Deux problèmes avec ça. Le premier est que, dans l’imaginaire collectif, insister finit par marcher, comme le montrent les films Bollywood, où l’actrice tombe toujours dans les bras de son harceleur. Il faudrait sûrement trouver un moyen de leur faire entendre le bon vieil adage « Fuis-le, il te suit, Suis-le, il te fuit. ». Je ne les suivrais peut-être pas pour autant mais au moins j’aurais la paix. Le deuxième problème est plus sérieux. Cet article est assez léger, parce que je n’ai pas été confrontée à grand chose de grave pour le moment. Cependant, la facette Blanche = bout de viande, ou plus précisément, objet de fantasme sexuel pour les Indiens, s’explique par le phénomène du porno en Inde. Qui n’existe pas vraiment (de ce que je sais) ; la majorité des films pornos est donc importée d’Europe ou des Etats-Unis. Ainsi, il arrive que les seules images de Blanches que des Indiens ont vu dans leur vie soient celles de films pornographiques ! Et ce particulièrement dans les plus petites villes ou parmi les couches de la population les plus pauvres (je ne parle pas là des gens de ma classe, que l’on soit clair). Ce qui donne parfois lieu à des anecdotes tristes, comme celle que raconte Louise, une amie française à Delhi, et qui m’a (entre autres) poussée à écrire cet article.

Entre le bout de viande et la déesse, la Blanche en Inde fait tout simplement figure d’extra-terrestre.

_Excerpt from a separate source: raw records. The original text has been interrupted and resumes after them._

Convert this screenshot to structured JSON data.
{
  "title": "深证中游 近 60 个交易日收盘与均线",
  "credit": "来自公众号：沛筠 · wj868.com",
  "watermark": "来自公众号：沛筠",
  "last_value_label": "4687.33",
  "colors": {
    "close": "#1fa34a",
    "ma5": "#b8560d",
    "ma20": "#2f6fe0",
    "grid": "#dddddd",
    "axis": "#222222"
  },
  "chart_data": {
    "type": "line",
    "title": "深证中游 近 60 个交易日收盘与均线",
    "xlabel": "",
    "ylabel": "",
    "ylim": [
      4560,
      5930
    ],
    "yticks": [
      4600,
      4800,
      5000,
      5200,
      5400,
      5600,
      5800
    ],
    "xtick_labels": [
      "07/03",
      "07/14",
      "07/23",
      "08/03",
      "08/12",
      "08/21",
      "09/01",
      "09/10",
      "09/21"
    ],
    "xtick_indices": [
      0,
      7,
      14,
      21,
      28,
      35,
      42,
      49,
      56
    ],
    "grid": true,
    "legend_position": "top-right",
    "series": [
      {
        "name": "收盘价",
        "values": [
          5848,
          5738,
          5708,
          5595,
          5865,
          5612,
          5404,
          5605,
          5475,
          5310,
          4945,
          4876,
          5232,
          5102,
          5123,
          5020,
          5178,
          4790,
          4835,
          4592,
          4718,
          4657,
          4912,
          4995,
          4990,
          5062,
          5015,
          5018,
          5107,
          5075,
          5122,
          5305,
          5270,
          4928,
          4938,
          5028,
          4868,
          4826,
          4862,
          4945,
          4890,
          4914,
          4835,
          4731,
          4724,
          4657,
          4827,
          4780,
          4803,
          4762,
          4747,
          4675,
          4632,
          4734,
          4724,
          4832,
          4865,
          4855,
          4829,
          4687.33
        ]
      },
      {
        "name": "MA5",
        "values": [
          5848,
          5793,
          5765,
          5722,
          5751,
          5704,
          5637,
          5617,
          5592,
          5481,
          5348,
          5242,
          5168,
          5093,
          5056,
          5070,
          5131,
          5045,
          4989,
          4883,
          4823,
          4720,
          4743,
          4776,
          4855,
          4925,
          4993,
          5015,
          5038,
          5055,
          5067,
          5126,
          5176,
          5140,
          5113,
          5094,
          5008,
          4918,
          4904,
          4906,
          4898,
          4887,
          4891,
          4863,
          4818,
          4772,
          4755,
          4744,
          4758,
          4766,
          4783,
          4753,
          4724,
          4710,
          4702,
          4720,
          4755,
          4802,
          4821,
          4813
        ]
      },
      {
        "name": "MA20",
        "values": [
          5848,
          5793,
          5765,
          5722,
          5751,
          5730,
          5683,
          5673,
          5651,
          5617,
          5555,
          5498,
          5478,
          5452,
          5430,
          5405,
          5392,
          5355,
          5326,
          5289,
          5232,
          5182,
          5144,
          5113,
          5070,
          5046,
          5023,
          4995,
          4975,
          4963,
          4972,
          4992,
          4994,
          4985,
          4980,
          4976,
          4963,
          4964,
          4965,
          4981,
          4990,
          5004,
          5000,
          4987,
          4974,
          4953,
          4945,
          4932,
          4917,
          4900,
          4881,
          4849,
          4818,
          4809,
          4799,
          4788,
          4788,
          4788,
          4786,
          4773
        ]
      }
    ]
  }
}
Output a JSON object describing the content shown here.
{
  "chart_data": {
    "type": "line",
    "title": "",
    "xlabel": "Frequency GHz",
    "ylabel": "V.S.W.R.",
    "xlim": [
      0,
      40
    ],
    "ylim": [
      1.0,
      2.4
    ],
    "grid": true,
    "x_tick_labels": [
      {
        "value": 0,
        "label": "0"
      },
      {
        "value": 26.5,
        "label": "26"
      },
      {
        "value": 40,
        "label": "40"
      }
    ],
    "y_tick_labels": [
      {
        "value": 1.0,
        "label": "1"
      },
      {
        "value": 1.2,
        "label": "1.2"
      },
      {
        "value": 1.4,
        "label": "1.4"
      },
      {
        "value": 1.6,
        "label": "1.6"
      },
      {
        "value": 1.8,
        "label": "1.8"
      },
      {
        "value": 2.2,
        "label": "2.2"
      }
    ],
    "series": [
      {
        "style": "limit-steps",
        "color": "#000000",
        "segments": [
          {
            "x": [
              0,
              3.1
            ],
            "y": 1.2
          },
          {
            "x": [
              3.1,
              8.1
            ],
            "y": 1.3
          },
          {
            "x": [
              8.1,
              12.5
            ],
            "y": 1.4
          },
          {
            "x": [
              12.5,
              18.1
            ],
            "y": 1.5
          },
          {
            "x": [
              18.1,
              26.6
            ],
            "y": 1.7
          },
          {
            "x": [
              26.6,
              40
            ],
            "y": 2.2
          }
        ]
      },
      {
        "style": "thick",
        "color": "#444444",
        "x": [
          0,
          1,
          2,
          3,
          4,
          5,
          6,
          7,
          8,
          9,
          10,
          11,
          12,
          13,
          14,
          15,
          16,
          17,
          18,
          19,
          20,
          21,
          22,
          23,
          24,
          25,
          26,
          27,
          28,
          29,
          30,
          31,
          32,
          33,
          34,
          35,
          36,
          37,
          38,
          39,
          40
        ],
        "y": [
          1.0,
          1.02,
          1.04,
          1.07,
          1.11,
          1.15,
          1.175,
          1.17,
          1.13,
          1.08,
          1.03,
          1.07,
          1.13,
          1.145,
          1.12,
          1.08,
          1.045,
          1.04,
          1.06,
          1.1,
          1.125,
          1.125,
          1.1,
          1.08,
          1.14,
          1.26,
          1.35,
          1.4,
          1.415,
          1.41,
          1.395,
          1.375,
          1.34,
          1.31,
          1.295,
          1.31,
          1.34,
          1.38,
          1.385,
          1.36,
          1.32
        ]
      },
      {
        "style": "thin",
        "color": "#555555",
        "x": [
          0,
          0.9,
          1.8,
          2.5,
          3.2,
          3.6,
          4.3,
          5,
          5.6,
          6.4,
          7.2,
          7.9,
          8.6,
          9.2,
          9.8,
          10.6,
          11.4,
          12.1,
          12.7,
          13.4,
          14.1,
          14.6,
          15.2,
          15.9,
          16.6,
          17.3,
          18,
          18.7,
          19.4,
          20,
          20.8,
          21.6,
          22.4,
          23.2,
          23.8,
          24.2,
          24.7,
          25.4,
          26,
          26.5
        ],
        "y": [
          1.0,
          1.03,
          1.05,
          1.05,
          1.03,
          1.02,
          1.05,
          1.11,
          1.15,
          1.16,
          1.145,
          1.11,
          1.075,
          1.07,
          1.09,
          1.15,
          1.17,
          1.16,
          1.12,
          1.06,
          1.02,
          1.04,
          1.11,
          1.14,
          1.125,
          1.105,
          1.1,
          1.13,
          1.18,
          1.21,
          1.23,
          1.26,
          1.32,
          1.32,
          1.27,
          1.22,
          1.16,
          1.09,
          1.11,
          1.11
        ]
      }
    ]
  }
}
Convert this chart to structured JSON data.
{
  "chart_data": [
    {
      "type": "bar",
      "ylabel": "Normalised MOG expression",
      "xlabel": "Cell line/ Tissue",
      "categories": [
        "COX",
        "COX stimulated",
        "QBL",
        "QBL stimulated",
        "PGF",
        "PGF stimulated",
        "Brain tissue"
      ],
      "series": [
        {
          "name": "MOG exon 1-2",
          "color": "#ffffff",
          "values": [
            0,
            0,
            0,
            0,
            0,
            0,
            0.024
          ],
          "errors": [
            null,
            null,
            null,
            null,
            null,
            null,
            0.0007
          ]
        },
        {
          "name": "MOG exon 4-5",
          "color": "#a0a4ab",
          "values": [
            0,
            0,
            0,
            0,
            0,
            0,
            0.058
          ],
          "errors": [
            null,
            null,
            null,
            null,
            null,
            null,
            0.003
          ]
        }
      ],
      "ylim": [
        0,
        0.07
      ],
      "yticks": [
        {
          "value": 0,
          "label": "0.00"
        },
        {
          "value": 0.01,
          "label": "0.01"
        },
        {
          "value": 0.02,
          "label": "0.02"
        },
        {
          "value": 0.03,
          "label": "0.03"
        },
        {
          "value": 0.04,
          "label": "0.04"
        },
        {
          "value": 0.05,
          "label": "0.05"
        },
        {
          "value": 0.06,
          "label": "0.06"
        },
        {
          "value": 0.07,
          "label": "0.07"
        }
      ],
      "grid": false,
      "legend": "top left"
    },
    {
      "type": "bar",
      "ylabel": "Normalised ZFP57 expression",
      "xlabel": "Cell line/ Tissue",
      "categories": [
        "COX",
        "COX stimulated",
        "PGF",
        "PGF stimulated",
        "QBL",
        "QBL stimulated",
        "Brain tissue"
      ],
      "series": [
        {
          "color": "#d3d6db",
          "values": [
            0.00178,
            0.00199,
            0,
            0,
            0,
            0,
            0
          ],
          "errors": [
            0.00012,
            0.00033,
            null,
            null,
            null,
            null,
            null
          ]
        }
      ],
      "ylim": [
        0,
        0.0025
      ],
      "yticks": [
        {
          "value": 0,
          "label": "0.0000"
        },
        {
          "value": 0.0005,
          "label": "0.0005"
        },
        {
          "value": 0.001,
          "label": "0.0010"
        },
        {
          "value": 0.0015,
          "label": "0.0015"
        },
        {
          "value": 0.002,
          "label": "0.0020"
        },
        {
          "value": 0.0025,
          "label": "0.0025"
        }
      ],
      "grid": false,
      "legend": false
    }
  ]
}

Pour changer ça, une solution : plus de blanches ! Rejoignez-nous, malgré tout, on est bien.

(oui, je craque complètement.)

PS : l’expression « mi-déesse, mi bout de viande » que je trouvais très appropriée, est sortie avec justesse de la bouche de N.T., qui, n’ayant pas de blog pour la faire partager, me pardonnera sans doute de lui emprunter.